PDF(Pubmed)
Abstract:
Plastic accumulation in the environment is rapidly increasing, and nanoplastics (NP), byproducts of environmental weathering of bulk plastic waste, pose a significant public health risk. Particles may enter the human body through many possible routes such as ingestion, inhalation, and skin absorption. However, studies on NP penetration and accumulation in human skin are limited. Loss or reduction of the keratinized skin barrier may enhance the skin penetration of NPs. The present study investigated the entry of NPs into a human skin system modeling skin with compromised barrier functions and cellular responses to the intracellular accumulations of NPs. Two in vitro models were employed to simulate human skin lacking keratinized barriers. The first model was an ex vivo human skin culture with the keratinized dermal layer (stratum corneum) removed. The second model was a 3D keratinocyte/dermal fibroblast cell co-culture model with stratified keratinocytes on the top and a monolayer of skin fibroblast cells co-cultured at the bottom.

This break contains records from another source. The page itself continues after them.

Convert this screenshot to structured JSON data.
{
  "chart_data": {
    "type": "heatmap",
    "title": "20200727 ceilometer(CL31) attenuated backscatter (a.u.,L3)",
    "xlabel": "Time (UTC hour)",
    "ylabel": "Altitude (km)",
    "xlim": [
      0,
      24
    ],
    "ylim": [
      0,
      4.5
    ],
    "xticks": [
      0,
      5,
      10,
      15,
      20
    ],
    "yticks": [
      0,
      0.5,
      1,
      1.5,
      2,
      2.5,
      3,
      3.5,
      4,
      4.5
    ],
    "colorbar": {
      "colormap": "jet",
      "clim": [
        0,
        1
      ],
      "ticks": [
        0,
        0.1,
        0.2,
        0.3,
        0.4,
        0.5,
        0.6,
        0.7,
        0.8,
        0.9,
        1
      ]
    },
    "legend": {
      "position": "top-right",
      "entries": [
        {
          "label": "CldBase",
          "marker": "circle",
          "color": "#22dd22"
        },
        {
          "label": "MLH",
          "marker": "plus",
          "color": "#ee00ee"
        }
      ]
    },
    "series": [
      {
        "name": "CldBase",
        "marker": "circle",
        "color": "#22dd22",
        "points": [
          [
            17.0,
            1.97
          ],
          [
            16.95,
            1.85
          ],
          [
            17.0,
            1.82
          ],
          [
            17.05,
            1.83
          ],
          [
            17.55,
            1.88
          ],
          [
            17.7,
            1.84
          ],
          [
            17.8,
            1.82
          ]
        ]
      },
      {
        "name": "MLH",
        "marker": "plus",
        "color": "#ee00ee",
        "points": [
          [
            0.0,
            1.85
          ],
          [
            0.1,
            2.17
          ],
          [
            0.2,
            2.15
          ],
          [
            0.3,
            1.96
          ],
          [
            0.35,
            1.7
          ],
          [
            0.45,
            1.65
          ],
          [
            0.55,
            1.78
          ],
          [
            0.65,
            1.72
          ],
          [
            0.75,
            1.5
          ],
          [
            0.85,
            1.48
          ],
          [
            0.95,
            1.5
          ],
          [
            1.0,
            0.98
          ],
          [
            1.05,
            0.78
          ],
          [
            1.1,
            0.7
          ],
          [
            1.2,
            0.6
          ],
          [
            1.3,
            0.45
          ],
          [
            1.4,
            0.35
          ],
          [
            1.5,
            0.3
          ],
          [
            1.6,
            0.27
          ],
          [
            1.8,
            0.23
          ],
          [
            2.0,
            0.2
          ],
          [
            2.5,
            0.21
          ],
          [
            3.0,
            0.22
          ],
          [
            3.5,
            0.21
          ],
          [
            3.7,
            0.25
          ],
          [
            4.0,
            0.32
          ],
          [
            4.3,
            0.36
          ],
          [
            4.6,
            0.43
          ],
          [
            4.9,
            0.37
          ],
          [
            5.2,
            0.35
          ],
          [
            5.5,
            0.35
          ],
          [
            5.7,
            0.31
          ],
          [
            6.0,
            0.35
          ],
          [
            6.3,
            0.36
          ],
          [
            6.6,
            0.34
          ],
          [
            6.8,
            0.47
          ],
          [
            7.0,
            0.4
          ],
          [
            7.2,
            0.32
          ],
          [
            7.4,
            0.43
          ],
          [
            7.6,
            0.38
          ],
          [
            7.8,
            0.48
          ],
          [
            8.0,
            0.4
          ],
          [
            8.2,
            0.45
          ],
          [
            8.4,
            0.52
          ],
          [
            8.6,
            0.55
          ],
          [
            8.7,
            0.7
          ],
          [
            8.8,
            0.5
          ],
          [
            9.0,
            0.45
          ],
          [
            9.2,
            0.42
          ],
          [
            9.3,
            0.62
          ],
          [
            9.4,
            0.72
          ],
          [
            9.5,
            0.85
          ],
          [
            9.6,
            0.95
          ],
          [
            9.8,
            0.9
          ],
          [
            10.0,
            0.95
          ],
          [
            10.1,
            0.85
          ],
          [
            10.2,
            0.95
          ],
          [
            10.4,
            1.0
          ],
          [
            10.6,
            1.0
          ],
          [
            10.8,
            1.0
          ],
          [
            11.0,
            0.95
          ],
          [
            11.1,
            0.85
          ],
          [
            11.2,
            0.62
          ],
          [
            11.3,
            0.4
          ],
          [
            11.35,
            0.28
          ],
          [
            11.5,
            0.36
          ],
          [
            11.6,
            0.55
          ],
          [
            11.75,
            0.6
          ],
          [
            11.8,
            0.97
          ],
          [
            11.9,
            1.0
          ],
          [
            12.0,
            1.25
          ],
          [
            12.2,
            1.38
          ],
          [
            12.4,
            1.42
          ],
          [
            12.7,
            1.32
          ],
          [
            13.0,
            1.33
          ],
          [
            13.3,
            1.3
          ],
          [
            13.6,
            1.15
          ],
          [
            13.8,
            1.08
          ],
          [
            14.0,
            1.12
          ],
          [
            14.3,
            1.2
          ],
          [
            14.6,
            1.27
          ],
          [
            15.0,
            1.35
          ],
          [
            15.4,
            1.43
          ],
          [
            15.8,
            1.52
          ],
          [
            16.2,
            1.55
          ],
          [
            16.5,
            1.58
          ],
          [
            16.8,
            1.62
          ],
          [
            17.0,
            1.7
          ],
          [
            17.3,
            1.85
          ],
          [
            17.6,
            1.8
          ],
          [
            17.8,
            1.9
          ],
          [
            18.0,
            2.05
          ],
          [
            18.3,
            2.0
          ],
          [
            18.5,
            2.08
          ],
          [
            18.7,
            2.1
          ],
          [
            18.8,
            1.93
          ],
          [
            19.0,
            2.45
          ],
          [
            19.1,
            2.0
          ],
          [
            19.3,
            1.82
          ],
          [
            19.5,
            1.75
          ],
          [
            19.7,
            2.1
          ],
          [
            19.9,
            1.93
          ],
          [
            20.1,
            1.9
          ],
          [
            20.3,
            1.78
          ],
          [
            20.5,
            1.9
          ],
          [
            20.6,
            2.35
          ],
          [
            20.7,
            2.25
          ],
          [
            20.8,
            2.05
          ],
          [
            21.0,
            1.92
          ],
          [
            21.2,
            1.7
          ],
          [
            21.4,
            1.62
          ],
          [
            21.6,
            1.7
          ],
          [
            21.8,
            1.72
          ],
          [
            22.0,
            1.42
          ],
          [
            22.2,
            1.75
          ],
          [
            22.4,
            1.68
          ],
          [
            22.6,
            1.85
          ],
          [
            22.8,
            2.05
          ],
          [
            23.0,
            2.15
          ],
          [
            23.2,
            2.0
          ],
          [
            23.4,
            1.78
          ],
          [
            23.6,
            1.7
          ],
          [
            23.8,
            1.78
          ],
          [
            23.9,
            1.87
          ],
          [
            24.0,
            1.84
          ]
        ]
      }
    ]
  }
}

The penetration and accumulation of the NPs in different cell types were observed using fluorescent microscopy, confocal microscopy, and cryogenic electron microscopy (cryo-EM). The cellular responses of keratinocytes and dermal fibroblast cells to stress induced by NPs stress were measured. The genetic regulatory pathway of keratinocytes to the intracellular NPs was identified using transcript analyses and KEGG pathway analysis. The cellular uptake of NPs by skin cells was confirmed by imaging analyses. Transepidermal transport and penetration of NPs through the skin epidermis were observed. According to the gene expression and pathway analyses, an IL-17 signaling pathway was identified as the trigger for cellular responses to internal NP accumulation in the keratinocytes. The transepidermal NPs were also found in co-cultured dermal fibroblast cells and resulted in a large-scale transition from fibroblast cells to myofibroblast cells with enhanced production of α-smooth muscle actin and pro-Collagen Ia. The upregulation of inflammatory factors and cell activation may result in skin inflammation and ultimately trigger immune responses.
摘要:
塑料在环境中的积累正在迅速增加,和纳米塑料(NP),散装塑料废物的环境风化副产品,构成重大公共卫生风险。颗粒可以通过许多可能的途径进入人体,例如摄入,吸入,和皮肤吸收。然而,关于NP在人体皮肤中的渗透和积累的研究是有限的。角质化皮肤屏障的丧失或减少可增强NP的皮肤渗透。本研究调查了NP进入人类皮肤系统的过程,该系统模拟了屏障功能受损的皮肤和细胞对NP细胞内积累的反应。采用两种体外模型模拟缺乏角化屏障的人皮肤。第一个模型是去除了角化真皮层(角质层)的离体人皮肤培养物。第二模型是3D角质形成细胞/真皮成纤维细胞共培养模型,在顶部具有分层的角质形成细胞,在底部具有单层的皮肤成纤维细胞共培养。使用荧光显微镜观察NPs在不同细胞类型中的渗透和积累,共聚焦显微镜,和低温电子显微镜(cryo-EM)。测量角质形成细胞和真皮成纤维细胞对由NP应激诱导的应激的细胞反应。使用转录物分析和KEGG途径分析鉴定角质形成细胞到胞内NP的遗传调控途径。通过成像分析证实皮肤细胞对NP的细胞摄取。观察到NPs通过皮肤表皮的经表皮运输和渗透。根据基因表达和通路分析,IL-17信号传导途径被鉴定为细胞对角质形成细胞内部NP积累的反应的触发因素。在共培养的真皮成纤维细胞中也发现了跨表皮NP,并导致从成纤维细胞到成肌纤维细胞的大规模转变,并增加了α-平滑肌肌动蛋白和前胶原蛋白Ia的产生。炎症因子的上调和细胞活化可导致皮肤炎症并最终引发免疫应答。